Havia três Assembleias gerais dos irmãos, uma em 2 de Julho, para a realização das eleições, outra para a irmandade tomar parte na procissão dos penitentes; a terceira para no dia de Todos os Santos se incorporarem na procissão que, por especial privilégio ia junto da forca de Santa Bárbara buscar os corpos dos enforcados para sempre, isto é, os que pela gravidade dos seus crimes, os seus corpos eram deixados na forca depois de terem morrido e ali ficavam até a corda apodrecer. Este acto de misericórdia da instituição era particularmente impressionante chegando mais tarde a ser das suas atribuições o fornecer cordas para os enforcamentos, ficando na tradição que tais cordas eram embebidas em água forte para ficarem mais frágeis e os cadáveres ficarem menos tempo suspensos facilitando-se por caírem, os seus enterros.
Aos conselheiros eram distribuídos os cargos de escrivão, mordomo da Capela, visitadores dos hospitais e das casas onde houvesse doentes pobres, das cadeias, de todos e quaisquer necessitados, em especial pobres envergonhados, de arrecadores de esmolas, rendas, foros, testamentos, etc.
Independente dos conselheiros havia irmãos pedidores de pão e mordomos, cuidando da remissão de castigos, de compra e pagamentos vários.

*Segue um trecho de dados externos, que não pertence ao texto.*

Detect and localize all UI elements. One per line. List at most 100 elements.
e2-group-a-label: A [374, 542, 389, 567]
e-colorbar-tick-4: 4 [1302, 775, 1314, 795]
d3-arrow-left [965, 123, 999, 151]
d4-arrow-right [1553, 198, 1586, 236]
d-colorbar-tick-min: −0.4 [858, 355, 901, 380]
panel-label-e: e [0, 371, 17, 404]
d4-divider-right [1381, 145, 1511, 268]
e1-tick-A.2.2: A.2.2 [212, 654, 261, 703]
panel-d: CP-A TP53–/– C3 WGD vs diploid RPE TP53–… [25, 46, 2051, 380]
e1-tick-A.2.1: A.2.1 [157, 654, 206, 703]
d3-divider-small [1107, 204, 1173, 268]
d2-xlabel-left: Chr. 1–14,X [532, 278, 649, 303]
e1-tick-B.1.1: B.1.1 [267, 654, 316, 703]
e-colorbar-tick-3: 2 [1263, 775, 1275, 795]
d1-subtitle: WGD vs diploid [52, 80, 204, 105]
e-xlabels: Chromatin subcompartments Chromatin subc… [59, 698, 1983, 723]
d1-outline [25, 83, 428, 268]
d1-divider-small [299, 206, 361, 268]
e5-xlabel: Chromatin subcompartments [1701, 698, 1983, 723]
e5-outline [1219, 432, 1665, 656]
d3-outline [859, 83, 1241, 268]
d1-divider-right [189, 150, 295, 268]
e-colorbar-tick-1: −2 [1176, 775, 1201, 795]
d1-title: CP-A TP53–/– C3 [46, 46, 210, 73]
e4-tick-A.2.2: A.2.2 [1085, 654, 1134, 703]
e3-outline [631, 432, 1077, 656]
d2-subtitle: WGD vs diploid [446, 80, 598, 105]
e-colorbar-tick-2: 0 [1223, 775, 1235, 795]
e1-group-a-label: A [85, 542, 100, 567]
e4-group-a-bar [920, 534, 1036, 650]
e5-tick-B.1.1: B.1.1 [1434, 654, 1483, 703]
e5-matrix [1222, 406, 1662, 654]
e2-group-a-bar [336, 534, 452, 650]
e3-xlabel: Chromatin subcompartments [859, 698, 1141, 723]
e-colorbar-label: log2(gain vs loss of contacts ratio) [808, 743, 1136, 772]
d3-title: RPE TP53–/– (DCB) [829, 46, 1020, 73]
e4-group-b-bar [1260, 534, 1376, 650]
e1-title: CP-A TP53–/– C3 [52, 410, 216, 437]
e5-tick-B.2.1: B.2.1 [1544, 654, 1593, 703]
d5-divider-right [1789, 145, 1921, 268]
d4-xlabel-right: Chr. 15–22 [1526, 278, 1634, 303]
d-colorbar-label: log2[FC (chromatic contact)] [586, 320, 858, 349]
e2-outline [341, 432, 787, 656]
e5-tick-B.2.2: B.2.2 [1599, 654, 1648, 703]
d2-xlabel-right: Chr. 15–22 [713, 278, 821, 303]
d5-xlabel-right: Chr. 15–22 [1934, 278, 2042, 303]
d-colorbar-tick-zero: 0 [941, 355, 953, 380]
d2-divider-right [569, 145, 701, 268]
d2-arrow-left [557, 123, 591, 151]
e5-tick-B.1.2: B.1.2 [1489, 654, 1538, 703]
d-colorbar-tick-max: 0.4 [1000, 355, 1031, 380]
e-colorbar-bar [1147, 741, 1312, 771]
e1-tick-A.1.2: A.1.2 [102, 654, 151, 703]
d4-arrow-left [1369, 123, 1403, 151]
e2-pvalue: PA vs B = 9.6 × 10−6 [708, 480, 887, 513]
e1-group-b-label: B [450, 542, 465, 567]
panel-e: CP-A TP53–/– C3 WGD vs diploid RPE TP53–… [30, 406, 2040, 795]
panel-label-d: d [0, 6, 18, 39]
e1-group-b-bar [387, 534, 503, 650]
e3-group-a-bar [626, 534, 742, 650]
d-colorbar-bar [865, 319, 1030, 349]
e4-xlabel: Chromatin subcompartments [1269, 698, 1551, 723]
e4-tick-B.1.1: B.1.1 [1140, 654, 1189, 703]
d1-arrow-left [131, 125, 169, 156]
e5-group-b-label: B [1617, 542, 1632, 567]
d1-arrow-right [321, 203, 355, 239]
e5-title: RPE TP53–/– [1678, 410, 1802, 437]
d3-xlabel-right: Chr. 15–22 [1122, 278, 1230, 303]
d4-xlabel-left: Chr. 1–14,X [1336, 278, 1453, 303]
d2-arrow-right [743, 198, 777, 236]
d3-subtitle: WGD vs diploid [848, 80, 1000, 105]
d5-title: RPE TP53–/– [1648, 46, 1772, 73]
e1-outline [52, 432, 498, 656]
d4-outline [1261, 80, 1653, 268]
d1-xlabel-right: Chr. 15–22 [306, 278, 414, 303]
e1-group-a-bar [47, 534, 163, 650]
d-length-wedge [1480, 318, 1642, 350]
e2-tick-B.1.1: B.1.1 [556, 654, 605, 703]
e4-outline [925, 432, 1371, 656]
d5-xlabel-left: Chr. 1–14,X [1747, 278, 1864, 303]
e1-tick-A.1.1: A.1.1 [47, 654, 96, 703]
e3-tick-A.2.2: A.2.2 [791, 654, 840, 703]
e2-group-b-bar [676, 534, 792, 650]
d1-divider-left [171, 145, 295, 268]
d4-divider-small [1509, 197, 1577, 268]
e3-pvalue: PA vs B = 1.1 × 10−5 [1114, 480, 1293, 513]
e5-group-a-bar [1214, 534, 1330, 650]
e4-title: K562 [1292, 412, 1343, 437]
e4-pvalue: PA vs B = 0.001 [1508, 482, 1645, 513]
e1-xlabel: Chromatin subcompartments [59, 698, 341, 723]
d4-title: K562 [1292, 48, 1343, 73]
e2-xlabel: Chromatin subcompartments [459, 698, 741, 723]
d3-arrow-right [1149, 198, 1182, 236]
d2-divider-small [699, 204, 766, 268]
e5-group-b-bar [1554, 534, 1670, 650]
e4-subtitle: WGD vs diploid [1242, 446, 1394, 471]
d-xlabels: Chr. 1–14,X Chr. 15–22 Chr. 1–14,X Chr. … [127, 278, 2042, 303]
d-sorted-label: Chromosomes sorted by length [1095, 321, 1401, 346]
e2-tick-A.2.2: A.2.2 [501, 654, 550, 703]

A confraria tinha médico e capelães e distribuía medicamentos aos pobres. Tinha uma campaínha para chamar os irmãos e um pendão ou painel, tendo pintado dos dois lados a imagem de Nossa Senhora da Misericórdia. Para transportar os mortos havia andas ou esquifes.
O compromisso da Misericórdia de Lisboa inclui nas duas disposições as necessárias para a realização de todas as formas de assistência, garantindo a boa administração dos seus bens e o espírito de justiça máximo com que a assistência era praticada, com a maior meticulosidade na escolha dos irmãos, do Provedor e dirigentes de cada ano, seleccionados entre todas as classes sociais, na mais racional e séria democracia.
O sentimento de solidariedade cristã criado pela Misericórdia de Lisboa, espalhou-se pelo País inteiro e encontrou na histórica vila de Almeida, uma guarida enternecedora.
Assim se fundou a Misericórdia de Almeida, com alvará real e o texto dos seus estatutos foram tirados do compromisso em que se regia a Misericórdia de Lisboa.